Fin de l’année blanche : “course à l’échalote” au “contrat en or” de l'été ou de Noël
Cet article s’inscrit dans une analyse en trois volets :
- Les options du gouvernement
- Les oubliés des dispositifs
- La “course à l’échalote” au “contrat en or” de l'été ou de Noël
La décision prise par Emmanuel Macron d’une “année blanche” pour l’indemnisation des intermittents jusqu’au 31 août 2021 entraînait d’abyssaux effets de seuil, le choix de la décaler au 31 décembre ne les résout nullement : aussi bien à l’entrée qu’à la sortie du dispositif.
Comme nous l’expliquions dès notre article de présentation et décryptage lors de l’annonce du mécanisme de l’année blanche, celle-ci prolongeant toutes les indemnisations des techniciens du spectacle entre le 1er mars 2020 et le 31 août 2021 (désormais le 31 décembre), tout se joue pour le renouvellement sur la date du dernier contrat retenu dans le calcul des 507 heures de travail ouvrant droit à l’affiliation.
Toutes celles et ceux qui relevaient encore du régime de l’intermittence au 1er mars 2020 ont vu leur date anniversaire d’affiliation (qui est donc aussi une date de réexamen ou de fin de droits) automatiquement décalée au 31 août, puis désormais au 31 décembre 2021. Cela a donc entraîné une grande inégalité à l'entrée dans l'année blanche selon les différentes dates anniversaires d’affiliation initiales. Ceux qui allaient tout juste arriver à échéance (avec une date anniversaire le 1er mars 2020 par exemple) ont vu leurs droits prolongés d’un an et neuf mois jusqu’en décembre 2021, mais cette même date ne représente donc que neuf mois d’indemnisation supplémentaires pour ceux qui venaient tout juste de renouveler leurs droits pour une année supplémentaire (avec une date anniversaire au 28 février 2020 par exemple). Sans oublier bien entendu toutes celles et ceux qui ont perdu leur statut ou n’ont pas pu y accéder (nous leur consacrons un article complet).
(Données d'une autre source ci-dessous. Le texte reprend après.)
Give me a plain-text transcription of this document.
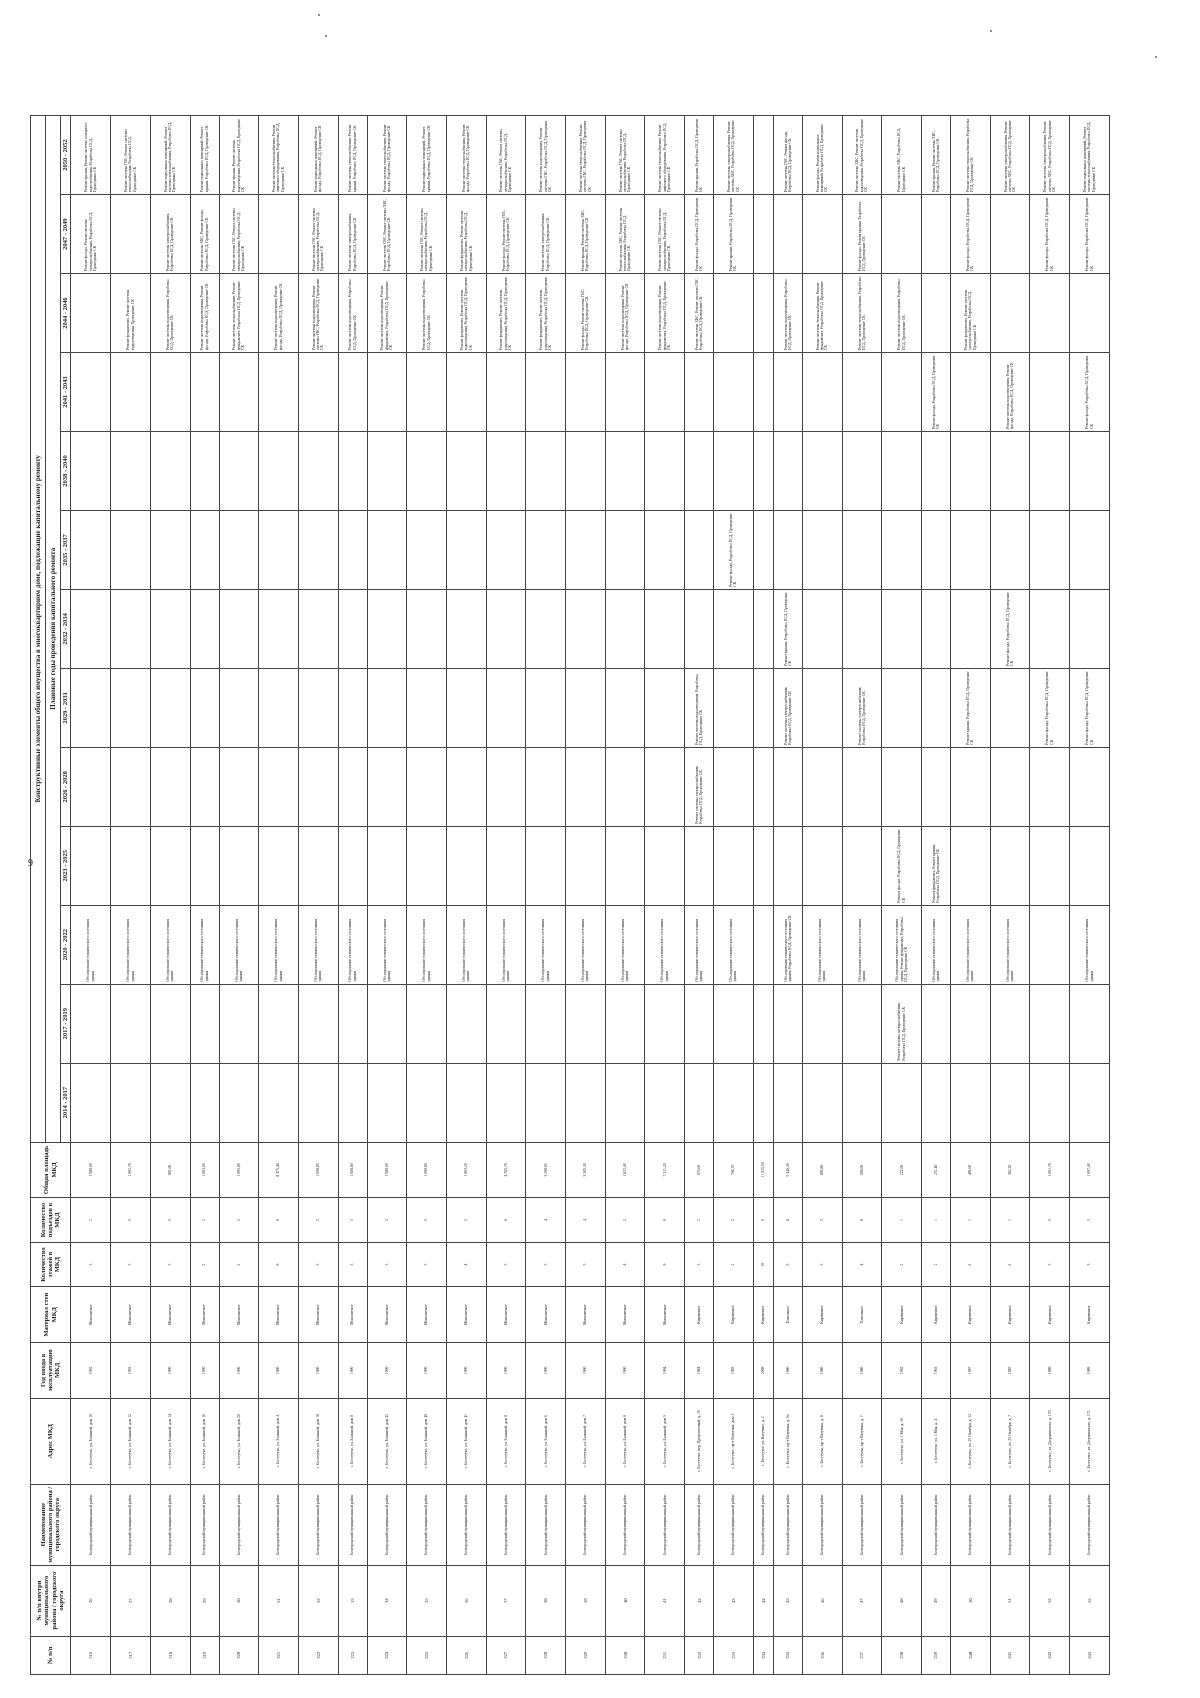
9
№ п/п	№ п/п внутри муниципального района / городского округа	Наименование муниципального района / городского округа	Адрес МКД	Год ввода в эксплуатацию МКД	Материал стен МКД	Количество этажей в МКД	Количество подъездов в МКД	Общая площадь МКД	Конструктивные элементы общего имущества в многоквартирном доме, подлежащие капитальному ремонту												
									Плановые годы проведения капитального ремонта												
									2014 - 2017	2017 - 2019	2020 - 2022	2023 - 2025	2026 - 2028	2029 - 2031	2032 - 2034	2035 - 2037	2038 - 2040	2041 - 2043	2044 - 2046	2047 - 2049	2050 - 2052
216	26	Белгородский муниципальный район	с. Бесегутье, ул. Большой, дом 10	1992	Монолитное	3	2	1 080,00			Обследование технического состояния здания									Ремонт фасада, Ремонт системы электроснабжения, Разработка ПСД, Проведение СК	Ремонт крыши, Ремонт системы холодного водоснабжения, Разработка ПСД, Проведение СК
217	27	Белгородский муниципальный район	с. Бесегутье, ул. Большой, дом 12	1992	Монолитное	3	3	1 092,70			Обследование технического состояния здания								Ремонт фундамента, Ремонт системы водоотведения, Проведение СК		Ремонт системы ГВС, Ремонт системы теплоснабжения, Разработка ПСД, Проведение СК
218	28	Белгородский муниципальный район	с. Бесегутье, ул. Большой, дом 14	1990	Монолитное	3	3	981,00			Обследование технического состояния здания								Ремонт системы водоотведения, Разработка ПСД, Проведение СК	Ремонт системы электроснабжения, Разработка ПСД, Проведение СК	Ремонт подвальных помещений, Ремонт системы теплоснабжения, Разработка ПСД, Проведение СК
219	29	Белгородский муниципальный район	с. Бесегутье, ул. Большой, дом 16	1990	Монолитное	2	2	1 083,00			Обследование технического состояния здания								Ремонт системы водоотведения, Ремонт фасада, Разработка ПСД, Проведение СК	Ремонт системы ХВС, Ремонт фасада, Разработка ПСД, Проведение СК	Ремонт подвальных помещений, Ремонт крыши, Разработка ПСД, Проведение СК
220	30	Белгородский муниципальный район	с. Бесегутье, ул. Большой, дом 20	1990	Монолитное	2	2	1 095,00			Обследование технического состояния здания								Ремонт системы теплоснабжения, Ремонт фундамента, Разработка ПСД, Проведение СК	Ремонт системы ГВС, Ремонт системы электроснабжения, Разработка ПСД, Проведение СК	Ремонт крыши, Ремонт системы водоотведения, Разработка ПСД, Проведение СК
221	31	Белгородский муниципальный район	с. Бесегутье, ул. Большой, дом 4	1990	Монолитное	9	9	8 475,40			Обследование технического состояния здания								Ремонт системы водоотведения, Ремонт фасада, Разработка ПСД, Проведение СК		Ремонт системы теплоснабжения, Ремонт лифтового оборудования, Разработка ПСД, Проведение СК
222	32	Белгородский муниципальный район	с. Бесегутье, ул. Большой, дом 18	1990	Монолитное	3	2	1 098,85			Обследование технического состояния здания								Ремонт системы водоотведения, Ремонт системы ГВС, Разработка ПСД, Проведение СК	Ремонт системы ГВС, Ремонт системы электроснабжения, Разработка ПСД, Проведение СК	Ремонт подвальных помещений, Ремонт фасада, Разработка ПСД, Проведение СК
223	33	Белгородский муниципальный район	с. Бесегутье, ул. Большой, дом 8	1990	Монолитное	3	3	1 088,80			Обследование технического состояния здания								Ремонт системы водоотведения, Разработка ПСД, Проведение СК	Ремонт системы электроснабжения, Разработка ПСД, Проведение СК	Ремонт системы теплоснабжения, Ремонт крыши, Разработка ПСД, Проведение СК
224	34	Белгородский муниципальный район	с. Бесегутье, ул. Большой, дом 42	1990	Монолитное	3	3	1 080,00			Обследование технического состояния здания								Ремонт системы водоотведения, Ремонт фундамента, Разработка ПСД, Проведение СК	Ремонт системы ГВС, Ремонт системы ХВС, Разработка ПСД, Проведение СК	Ремонт системы теплоснабжения, Ремонт фасада, Разработка ПСД, Проведение СК
225	35	Белгородский муниципальный район	с. Бесегутье, ул. Большой, дом 40	1990	Монолитное	3	3	1 098,80			Обследование технического состояния здания								Ремонт системы водоотведения, Разработка ПСД, Проведение СК	Ремонт системы ГВС, Ремонт системы электроснабжения, Разработка ПСД, Проведение СК	Ремонт подвальных помещений, Ремонт крыши, Разработка ПСД, Проведение СК
226	36	Белгородский муниципальный район	с. Бесегутье, ул. Большой, дом 41	1990	Монолитное	4	2	1 803,20			Обследование технического состояния здания								Ремонт фундамента, Ремонт системы водоотведения, Разработка ПСД, Проведение СК	Ремонт фундамента, Ремонт системы электроснабжения, Разработка ПСД, Проведение СК	Ремонт системы теплоснабжения, Ремонт фасада, Разработка ПСД, Проведение СК
227	37	Белгородский муниципальный район	с. Бесегутье, ул. Большой, дом 8	1990	Монолитное	5	6	4 765,70			Обследование технического состояния здания								Ремонт фундамента, Ремонт системы водоотведения, Разработка ПСД, Проведение СК	Ремонт фасада, Ремонт системы ГВС, Разработка ПСД, Проведение СК	Ремонт системы ГВС, Ремонт системы электроснабжения, Разработка ПСД, Проведение СК
228	38	Белгородский муниципальный район	с. Бесегутье, ул. Большой, дом 6	1990	Монолитное	5	4	3 298,92			Обследование технического состояния здания								Ремонт фундамента, Ремонт системы водоотведения, Разработка ПСД, Проведение СК	Ремонт системы электроснабжения, Разработка ПСД, Проведение СК	Ремонт системы водоотведения, Ремонт системы ГВС, Разработка ПСД, Проведение СК
229	39	Белгородский муниципальный район	с. Бесегутье, ул. Большой, дом 7	1990	Монолитное	5	4	3 385,30			Обследование технического состояния здания								Ремонт фасада, Ремонт системы ГВС, Разработка ПСД, Проведение СК	Ремонт крыши, Ремонт системы ХВС, Разработка ПСД, Проведение СК	Ремонт системы теплоснабжения, Ремонт системы ГВС, Разработка ПСД, Проведение СК
230	40	Белгородский муниципальный район	с. Бесегутье, ул. Большой, дом 8	1990	Монолитное	4	2	1 822,00			Обследование технического состояния здания								Ремонт системы водоотведения, Ремонт фасада, Разработка ПСД, Проведение СК	Ремонт системы ХВС, Ремонт системы теплоснабжения, Разработка ПСД, Проведение СК	Ремонт системы ГВС, Ремонт системы электроснабжения, Разработка ПСД, Проведение СК
231	41	Белгородский муниципальный район	с. Бесегутье, ул. Большой, дом 5	1994	Монолитное	9	9	7 311,20			Обследование технического состояния здания								Ремонт системы водоотведения, Ремонт фундамента, Разработка ПСД, Проведение СК	Ремонт системы ГВС, Ремонт системы электроснабжения, Разработка ПСД, Проведение СК	Ремонт системы теплоснабжения, Ремонт лифтового оборудования, Разработка ПСД, Проведение СК
232	42	Белгородский муниципальный район	с. Бесегутье, пер. Профсоюзный, д. 16	1984	Кирпичное	3	2	676,60			Обследование технического состояния здания		Ремонт системы электроснабжения, Разработка ПСД, Проведение СК	Ремонт системы водоотведения, Разработка ПСД, Проведение СК					Ремонт системы ХВС, Ремонт системы ГВС, Разработка ПСД, Проведение СК	Ремонт фасада, Разработка ПСД, Проведение СК	Ремонт крыши, Разработка ПСД, Проведение СК
233	43	Белгородский муниципальный район	с. Бесегутье, пр-т Ватутина, дом 3	1983	Кирпичное	2	2	704,70			Обследование технического состояния здания					Ремонт фасада, Разработка ПСД, Проведение СК				Ремонт крыши, Разработка ПСД, Проведение СК	Ремонт системы электроснабжения, Ремонт системы ХВС, Разработка ПСД, Проведение СК
234	44	Белгородский муниципальный район	с. Бесегутье, ул. Ватутина, д. 2	2008	Кирпичное	10	6	11 025,50													
235	45	Белгородский муниципальный район	с. Бесегутье, пр-т Ватутина, д. 6а	1986	Панельное	5	8	5 440,30			Обследование технического состояния здания, Разработка ПСД, Проведение СК			Ремонт системы электроснабжения, Разработка ПСД, Проведение СК	Ремонт крыши, Разработка ПСД, Проведение СК				Ремонт системы водоотведения, Разработка ПСД, Проведение СК		Ремонт системы ГВС, Ремонт фасада, Разработка ПСД, Проведение СК
236	46	Белгородский муниципальный район	с. Бесегутье, пр-т Ватутина, д. 8	1980	Кирпичное	3	3	895,80			Обследование технического состояния здания								Ремонт системы теплоснабжения, Ремонт фундамента, Разработка ПСД, Проведение СК		Ремонт фасада, Ремонт подвальных помещений, Разработка ПСД, Проведение СК
237	47	Белгородский муниципальный район	с. Бесегутье, пр-т Ватутина, д. 7	1980	Панельное	4	8	580,00			Обследование технического состояния здания			Ремонт системы электроснабжения, Разработка ПСД, Проведение СК					Ремонт системы теплоснабжения, Разработка ПСД, Проведение СК	Ремонт фасада, Ремонт крыши, Разработка ПСД, Проведение СК	Ремонт системы ХВС, Ремонт системы водоотведения, Разработка ПСД, Проведение СК
238	48	Белгородский муниципальный район	с. Бесегутье, ул. 1 Мая, д. 30	1962	Кирпичное	2	1	222,00		Ремонт системы электроснабжения, Разработка ПСД, Проведение СК	Обследование технического состояния здания, Ремонт фундамента, Разработка ПСД, Проведение СК	Ремонт фасада, Разработка ПСД, Проведение СК							Ремонт системы водоотведения, Разработка ПСД, Проведение СК		Ремонт системы ХВС, Разработка ПСД, Проведение СК
239	49	Белгородский муниципальный район	с. Бесегутье, ул. 1 Мая, д. 4	1963	Кирпичное	2	1	251,40			Обследование технического состояния здания	Ремонт фундамента, Ремонт крыши, Разработка ПСД, Проведение СК						Ремонт фасада, Разработка ПСД, Проведение СК			Ремонт крыши, Ремонт системы ХВС, Разработка ПСД, Проведение СК
240	50	Белгородский муниципальный район	с. Бесегутье, ул. 25 Октября, д. 12	1987	Кирпичное	2	1	406,60			Обследование технического состояния здания			Ремонт крыши, Разработка ПСД, Проведение СК					Ремонт фундамента, Ремонт системы электроснабжения, Разработка ПСД, Проведение СК	Ремонт фасада, Разработка ПСД, Проведение СК	Ремонт системы теплоснабжения, Разработка ПСД, Проведение СК
241	51	Белгородский муниципальный район	с. Бесегутье, ул. 25 Октября, д. 7	1983	Кирпичное	2	1	362,20			Обследование технического состояния здания				Ремонт фасада, Разработка ПСД, Проведение СК			Ремонт системы водоотведения, Ремонт фасада, Разработка ПСД, Проведение СК			Ремонт системы электроснабжения, Ремонт системы ХВС, Разработка ПСД, Проведение СК
242	52	Белгородский муниципальный район	с. Бесегутье, ул. Дзержинского, д. 170	1989	Кирпичное	3	3	1 081,70						Ремонт фасада, Разработка ПСД, Проведение СК						Ремонт фасада, Разработка ПСД, Проведение СК	Ремонт системы электроснабжения, Ремонт системы ХВС, Разработка ПСД, Проведение СК
243	53	Белгородский муниципальный район	с. Бесегутье, ул. Дзержинского, д. 172	1989	Кирпичное	3	3	1 097,00			Обследование технического состояния здания			Ремонт фасада, Разработка ПСД, Проведение СК				Ремонт фасада, Разработка ПСД, Проведение СК		Ремонт фасада, Разработка ПСД, Проведение СК	Ремонт подвальных помещений, Ремонт системы теплоснабжения, Разработка ПСД, Проведение СК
Or, l’effet de seuil au début du dispositif va de surcroît se reproduire, avec autant d’inégalités et d'appréhensions induites, pour la sortie du dispositif. En effet, l’année blanche a repoussé les droits jusqu’au 31 décembre 2021 mais les intermittents peuvent bien entendu toujours demander un réexamen de leurs droits avant cette date (recalculant le montant de l’allocation et la date anniversaire d’affiliation), calcul qui se fera sinon au 1er janvier 2022 pour tous. Or, dans la logique du dispositif de l’année blanche, celle-ci correspondant à une période de crise où la situation de l’emploi culturel est particulièrement dégradée, il a été décidé que le calcul des 507 heures pourrait exceptionnellement remonter au-delà de 12 mois, jusqu’aux contrats antérieurs qui n’avaient pas servi à l’affiliation précédente.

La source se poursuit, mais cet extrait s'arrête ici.